Section 5 of the Bill is a concern, as it exempts all females from prosecution. The section is problematic. Last Tuesday, the Taoiseach told the House that we must try to deal with two main issues, namely:

to ensure the laws are not discriminatory on grounds of gender — the 1930s Act was about boys — and to ensure that they provide the defences required by the Supreme Court decision if they are to sustain their constitutional validity. These are the two crucial issues with which we must deal in a way that satisfies the judgment.

The Bill patently fails the Taoiseach's first test, as section 5 is obviously discriminatory. It may be unconstitutional and throws up serious anomalies. It was drafted on the back of a box of Panadol in the Fianna Fáil Cabinet room. Let us be absolutely clear, this is a Fianna Fáil Bill. I said here on Wednesday that when the Minister for Justice, Equality and Law Reform wanted the ultimate, expert legal opinion, he simply looked in the mirror, but I was wrong. Obviously, when he wants that opinion now, he simply looks to a Fianna Fáil committee. He has become a new type of PD, the prostrate democrat, who lets himself be walked all over by his political lessers to stay in office.

The last two weeks have exposed the shallowness at the core of the Minister's politics. Get the retaliation in first, respond off the cuff, trash anyone who disagrees and sneer at anyone who challenges such a political and legal colossus. We are all but knee high to the great man himself. I remind the Minister of the words of a real leader, Ghandi, who said, "It is unwise to be too sure of one's own wisdom; it is healthy to be reminded that the strongest might weaken and the wisest might err."

In the past few days, people have been looking to the Government to protect their children. In recent years, however, they have been looking for something just as important, and every bit as absent — leadership, leadership that acts from courage and conscience, leadership that makes the tough, often unpopular decisions, leadership that is most notable by its absence in this Government.

The Taoiseach says there is no "reaction" in this case. I want the country to be under no illusions. It is not conscience and duty that bring the Government to its senses and to this House today, what brings it here today is public fury.

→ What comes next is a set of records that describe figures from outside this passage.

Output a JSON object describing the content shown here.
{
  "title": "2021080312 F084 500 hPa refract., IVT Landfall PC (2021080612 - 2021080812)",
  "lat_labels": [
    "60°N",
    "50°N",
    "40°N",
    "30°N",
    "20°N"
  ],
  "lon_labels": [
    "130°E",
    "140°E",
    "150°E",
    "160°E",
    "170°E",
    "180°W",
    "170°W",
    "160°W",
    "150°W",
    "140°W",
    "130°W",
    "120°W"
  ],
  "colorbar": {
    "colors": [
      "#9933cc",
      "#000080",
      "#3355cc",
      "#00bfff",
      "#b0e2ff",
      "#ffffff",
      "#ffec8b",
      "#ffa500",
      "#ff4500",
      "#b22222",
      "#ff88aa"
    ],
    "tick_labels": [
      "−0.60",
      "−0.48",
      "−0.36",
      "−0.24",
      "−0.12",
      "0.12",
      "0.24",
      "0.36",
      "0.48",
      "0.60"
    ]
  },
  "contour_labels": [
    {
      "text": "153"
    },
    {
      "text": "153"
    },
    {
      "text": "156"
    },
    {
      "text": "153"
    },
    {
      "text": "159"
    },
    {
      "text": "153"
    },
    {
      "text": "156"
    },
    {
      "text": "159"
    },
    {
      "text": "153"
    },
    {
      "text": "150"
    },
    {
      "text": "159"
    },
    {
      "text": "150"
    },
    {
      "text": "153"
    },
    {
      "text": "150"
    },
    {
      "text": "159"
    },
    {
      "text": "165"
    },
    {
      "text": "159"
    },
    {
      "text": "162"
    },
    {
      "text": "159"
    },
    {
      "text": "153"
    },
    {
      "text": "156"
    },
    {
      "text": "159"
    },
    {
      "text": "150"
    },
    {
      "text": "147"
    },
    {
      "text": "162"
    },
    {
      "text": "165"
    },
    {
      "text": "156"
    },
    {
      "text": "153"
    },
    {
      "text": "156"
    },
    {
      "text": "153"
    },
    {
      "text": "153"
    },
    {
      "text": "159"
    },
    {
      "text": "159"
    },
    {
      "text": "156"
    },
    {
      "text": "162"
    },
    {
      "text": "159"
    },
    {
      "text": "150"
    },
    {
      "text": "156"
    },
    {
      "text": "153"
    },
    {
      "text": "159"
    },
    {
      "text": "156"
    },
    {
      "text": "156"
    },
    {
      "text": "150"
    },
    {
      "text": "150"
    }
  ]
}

In its own blind panic, it has been found out yet again, only this time the stakes are immeasurably higher. This time the guilty walk free, and hope and innocence are crushed in their wake.

As a legislator, but more importantly as a father, my heart goes out to the children who have been betrayed by the depraved adults in these cases. My heart goes out too to the parents and the families who are trying to put their broken children, their shattered lives, back together again. Betrayed once by adults, they have been betrayed all over again by this State. They have seen plenty of law but no actual justice.

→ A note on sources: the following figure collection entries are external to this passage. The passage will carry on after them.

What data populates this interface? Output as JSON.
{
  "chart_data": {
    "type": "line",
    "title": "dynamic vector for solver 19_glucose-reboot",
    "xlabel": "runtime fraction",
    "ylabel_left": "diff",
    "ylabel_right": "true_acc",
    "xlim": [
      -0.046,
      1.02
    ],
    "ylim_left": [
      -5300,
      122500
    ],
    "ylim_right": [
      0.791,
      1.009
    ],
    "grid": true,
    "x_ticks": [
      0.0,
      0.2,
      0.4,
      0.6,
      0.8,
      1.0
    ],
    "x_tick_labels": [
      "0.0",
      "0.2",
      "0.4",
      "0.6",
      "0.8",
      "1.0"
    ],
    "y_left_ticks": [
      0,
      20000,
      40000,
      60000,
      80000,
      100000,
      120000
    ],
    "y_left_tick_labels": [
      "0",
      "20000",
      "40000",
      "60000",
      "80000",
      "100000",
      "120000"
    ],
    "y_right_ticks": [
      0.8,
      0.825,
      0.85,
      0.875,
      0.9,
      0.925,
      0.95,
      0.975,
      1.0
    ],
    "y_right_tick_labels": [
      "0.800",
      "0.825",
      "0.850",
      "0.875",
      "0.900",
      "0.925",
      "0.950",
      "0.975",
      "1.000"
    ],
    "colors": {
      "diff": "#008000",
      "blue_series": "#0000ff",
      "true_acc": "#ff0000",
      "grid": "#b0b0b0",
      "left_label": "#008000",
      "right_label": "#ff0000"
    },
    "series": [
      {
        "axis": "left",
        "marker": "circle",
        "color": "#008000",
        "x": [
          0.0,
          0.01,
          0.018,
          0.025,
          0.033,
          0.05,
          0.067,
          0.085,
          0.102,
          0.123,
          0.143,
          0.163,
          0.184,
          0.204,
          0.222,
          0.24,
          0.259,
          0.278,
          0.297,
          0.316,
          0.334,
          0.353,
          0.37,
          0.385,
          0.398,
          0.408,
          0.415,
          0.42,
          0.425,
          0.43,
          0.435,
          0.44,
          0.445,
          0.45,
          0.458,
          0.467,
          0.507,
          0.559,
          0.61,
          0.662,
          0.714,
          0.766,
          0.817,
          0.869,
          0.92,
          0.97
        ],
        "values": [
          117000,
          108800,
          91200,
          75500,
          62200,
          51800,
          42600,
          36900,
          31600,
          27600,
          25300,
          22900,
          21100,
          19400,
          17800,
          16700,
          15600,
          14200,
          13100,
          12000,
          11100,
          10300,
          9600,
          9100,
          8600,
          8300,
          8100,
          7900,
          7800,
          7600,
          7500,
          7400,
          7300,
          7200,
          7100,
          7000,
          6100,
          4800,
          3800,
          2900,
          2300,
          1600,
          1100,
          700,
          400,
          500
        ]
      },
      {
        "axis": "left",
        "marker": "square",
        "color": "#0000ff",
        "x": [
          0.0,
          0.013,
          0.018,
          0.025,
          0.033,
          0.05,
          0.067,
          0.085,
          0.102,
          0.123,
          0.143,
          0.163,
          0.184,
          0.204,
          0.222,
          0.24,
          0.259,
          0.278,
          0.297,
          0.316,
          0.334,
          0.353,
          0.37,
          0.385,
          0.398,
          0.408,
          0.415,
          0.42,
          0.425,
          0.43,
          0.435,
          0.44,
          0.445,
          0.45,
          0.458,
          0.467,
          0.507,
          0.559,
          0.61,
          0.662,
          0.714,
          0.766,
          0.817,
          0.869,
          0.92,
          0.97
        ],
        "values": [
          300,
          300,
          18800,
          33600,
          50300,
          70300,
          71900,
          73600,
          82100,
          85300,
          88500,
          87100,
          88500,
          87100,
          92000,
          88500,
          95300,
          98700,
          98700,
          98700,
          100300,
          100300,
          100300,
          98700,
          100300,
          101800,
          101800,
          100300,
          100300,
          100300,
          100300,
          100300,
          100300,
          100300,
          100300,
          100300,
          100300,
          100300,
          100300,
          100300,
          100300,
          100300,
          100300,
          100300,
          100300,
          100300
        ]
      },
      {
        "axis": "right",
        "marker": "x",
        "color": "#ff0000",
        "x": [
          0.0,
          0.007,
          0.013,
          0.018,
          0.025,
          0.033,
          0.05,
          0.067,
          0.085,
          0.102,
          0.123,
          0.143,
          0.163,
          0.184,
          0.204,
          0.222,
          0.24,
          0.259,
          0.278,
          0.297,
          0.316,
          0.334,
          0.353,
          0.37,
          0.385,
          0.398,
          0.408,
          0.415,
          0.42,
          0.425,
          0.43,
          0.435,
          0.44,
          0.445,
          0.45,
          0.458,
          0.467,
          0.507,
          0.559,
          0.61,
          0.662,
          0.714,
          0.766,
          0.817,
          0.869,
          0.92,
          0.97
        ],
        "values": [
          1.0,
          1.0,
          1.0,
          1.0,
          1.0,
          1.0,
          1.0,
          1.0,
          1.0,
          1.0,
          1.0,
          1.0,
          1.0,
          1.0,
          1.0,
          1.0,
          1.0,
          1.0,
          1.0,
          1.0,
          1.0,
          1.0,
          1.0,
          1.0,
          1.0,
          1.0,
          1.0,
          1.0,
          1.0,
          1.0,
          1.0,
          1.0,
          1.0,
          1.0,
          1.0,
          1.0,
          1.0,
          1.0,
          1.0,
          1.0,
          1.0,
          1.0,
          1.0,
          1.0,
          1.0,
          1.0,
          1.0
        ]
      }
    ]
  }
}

This is, perhaps, the most dangerous time we will witness in this House. I have never seen such a gap between a Government on one side and the people on the other. Perhaps if any good has come out of this, it has given people a sense that in the end, they are the ones who are in power. A year from now they will decide how they want to be governed.

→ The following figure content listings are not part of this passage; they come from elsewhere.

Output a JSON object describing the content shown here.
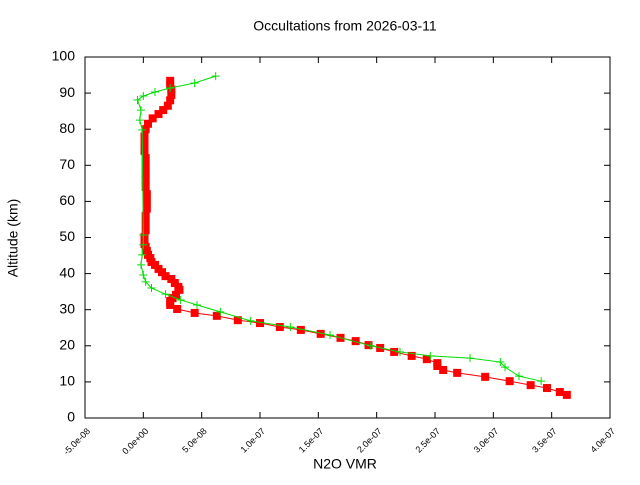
{
  "chart_data": {
    "type": "line",
    "title": "Occultations from 2026-03-11",
    "xlabel": "N2O VMR",
    "ylabel": "Altitude (km)",
    "xlim": [
      -5e-08,
      4e-07
    ],
    "ylim": [
      0,
      100
    ],
    "xticks": [
      {
        "value": -5e-08,
        "label": "-5.0e-08"
      },
      {
        "value": 0,
        "label": "0.0e+00"
      },
      {
        "value": 5e-08,
        "label": "5.0e-08"
      },
      {
        "value": 1e-07,
        "label": "1.0e-07"
      },
      {
        "value": 1.5e-07,
        "label": "1.5e-07"
      },
      {
        "value": 2e-07,
        "label": "2.0e-07"
      },
      {
        "value": 2.5e-07,
        "label": "2.5e-07"
      },
      {
        "value": 3e-07,
        "label": "3.0e-07"
      },
      {
        "value": 3.5e-07,
        "label": "3.5e-07"
      },
      {
        "value": 4e-07,
        "label": "4.0e-07"
      }
    ],
    "yticks": [
      0,
      10,
      20,
      30,
      40,
      50,
      60,
      70,
      80,
      90,
      100
    ],
    "grid": false,
    "series": [
      {
        "color": "#ff0000",
        "marker": "square",
        "x": [
          3.63e-07,
          3.57e-07,
          3.46e-07,
          3.32e-07,
          3.14e-07,
          2.93e-07,
          2.69e-07,
          2.57e-07,
          2.52e-07,
          2.52e-07,
          2.43e-07,
          2.3e-07,
          2.15e-07,
          2.03e-07,
          1.93e-07,
          1.82e-07,
          1.69e-07,
          1.52e-07,
          1.35e-07,
          1.17e-07,
          1e-07,
          8.1e-08,
          6.3e-08,
          4.4e-08,
          2.9e-08,
          2.3e-08,
          2.3e-08,
          2.5e-08,
          2.8e-08,
          3.1e-08,
          3e-08,
          2.7e-08,
          2.4e-08,
          1.9e-08,
          1.6e-08,
          1.3e-08,
          1e-08,
          7e-09,
          6e-09,
          4e-09,
          3e-09,
          2e-09,
          1e-09,
          1e-09,
          1e-09,
          2e-09,
          2e-09,
          2e-09,
          3e-09,
          3e-09,
          3e-09,
          2e-09,
          2e-09,
          2e-09,
          2e-09,
          2e-09,
          1e-09,
          1e-09,
          1e-09,
          2e-09,
          4e-09,
          8e-09,
          1.3e-08,
          1.7e-08,
          2.1e-08,
          2.3e-08,
          2.4e-08,
          2.4e-08,
          2.3e-08,
          2.3e-08
        ],
        "y": [
          6.4,
          7.2,
          8.3,
          9.1,
          10.2,
          11.4,
          12.5,
          13.3,
          14.4,
          15.2,
          16.3,
          17.2,
          18.3,
          19.4,
          20.2,
          21.3,
          22.2,
          23.3,
          24.4,
          25.2,
          26.3,
          27.1,
          28.3,
          29.1,
          30.2,
          31.3,
          32.4,
          33.2,
          34.1,
          35.5,
          36.3,
          37.4,
          38.5,
          39.3,
          40.4,
          41.3,
          42.4,
          43.2,
          44.3,
          45.2,
          46.3,
          47.4,
          48.2,
          49.3,
          50.1,
          52,
          54,
          56,
          58,
          60,
          62,
          64,
          66,
          68,
          70,
          72,
          74,
          76,
          78,
          80,
          81.5,
          83,
          84.2,
          85.3,
          86.5,
          88,
          89.5,
          91,
          92.2,
          93.4
        ]
      },
      {
        "color": "#00dd00",
        "marker": "plus",
        "x": [
          3.41e-07,
          3.22e-07,
          3.1e-07,
          3.06e-07,
          2.8e-07,
          2.46e-07,
          2.2e-07,
          1.95e-07,
          1.6e-07,
          1.26e-07,
          9.2e-08,
          6.6e-08,
          4.6e-08,
          3.2e-08,
          1.9e-08,
          7e-09,
          2e-09,
          0,
          -2e-09,
          -1e-09,
          0,
          0,
          -1e-09,
          -3e-09,
          -2e-09,
          -5e-09,
          0,
          1e-08,
          2.3e-08,
          4.4e-08,
          6.2e-08
        ],
        "y": [
          10.2,
          11.6,
          14.1,
          15.5,
          16.6,
          17.2,
          18.3,
          20,
          23,
          25.2,
          26.9,
          29.4,
          31.3,
          32.7,
          34.3,
          36,
          37.7,
          39.6,
          42.4,
          45.2,
          48,
          50.7,
          79.8,
          82.5,
          85.3,
          88.1,
          89.2,
          90.3,
          91.4,
          92.8,
          94.7
        ]
      }
    ]
  }
}
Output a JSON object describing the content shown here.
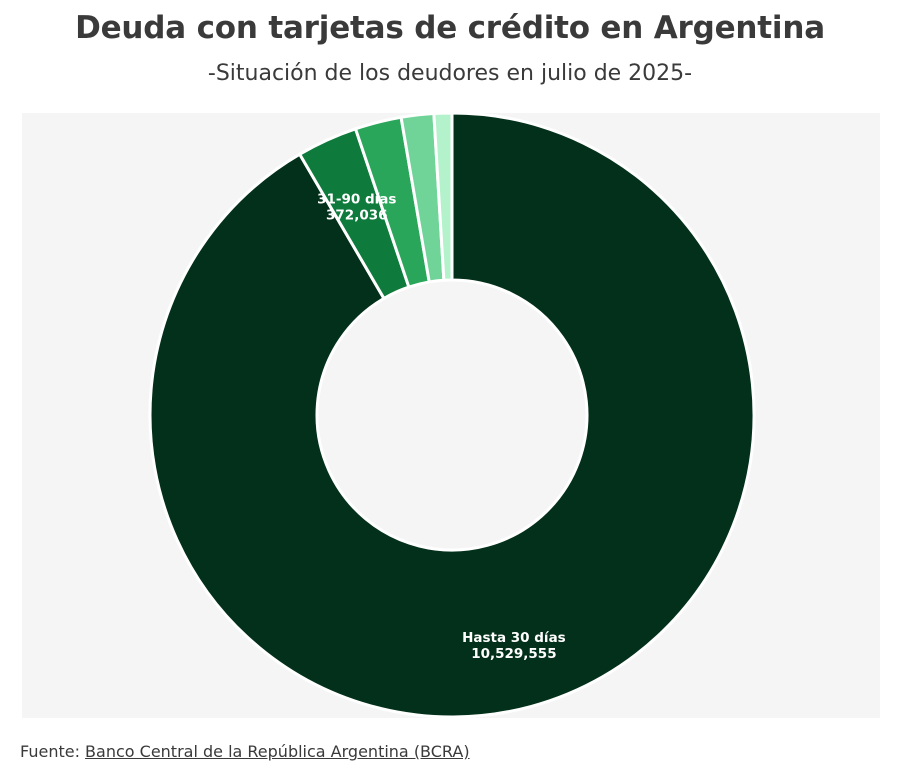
{
  "title": "Deuda con tarjetas de crédito en Argentina",
  "subtitle": "-Situación de los deudores en julio de 2025-",
  "source": {
    "prefix": "Fuente: ",
    "link_text": "Banco Central de la República Argentina (BCRA)"
  },
  "chart_data": {
    "type": "pie",
    "donut": true,
    "categories": [
      "Hasta 30 días",
      "31-90 días",
      "",
      "",
      ""
    ],
    "values": [
      10529555,
      372036,
      285000,
      200000,
      110000
    ],
    "colors": [
      "#03301a",
      "#0e7a3c",
      "#2aa65a",
      "#70d499",
      "#b4f2cc"
    ],
    "labels_shown": [
      {
        "name": "Hasta 30 días",
        "value_text": "10,529,555"
      },
      {
        "name": "31-90 días",
        "value_text": "372,036"
      }
    ],
    "legend": "none",
    "grid": false
  }
}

The Minister for Justice, Equality and Law Reform said in the newspapers and here again today: "When the dust settles and the frenzy stops, I will be seen to have acted with competence, honesty and courage." He did not have his script for delivery this morning — that is competence — and I could go into what he has done in the past couple of years. He makes his defence that he did not know and could not be ready and that when this came to a constitutional test, the carriage was between the Attorney General's office and the DPP's office. There could only have been one of two results, either it would be deemed constitutional or not. The Minister should have been ready for the possibility that the Supreme Court would deem that section to be unconstitutional.

The Taoiseach this morning said the Attorney General should have known. Perhaps he has taken out his crossbow because if the Attorney General should have known, so should the Minister. In terms of competence, honesty and courage, the Minister fails on all three counts.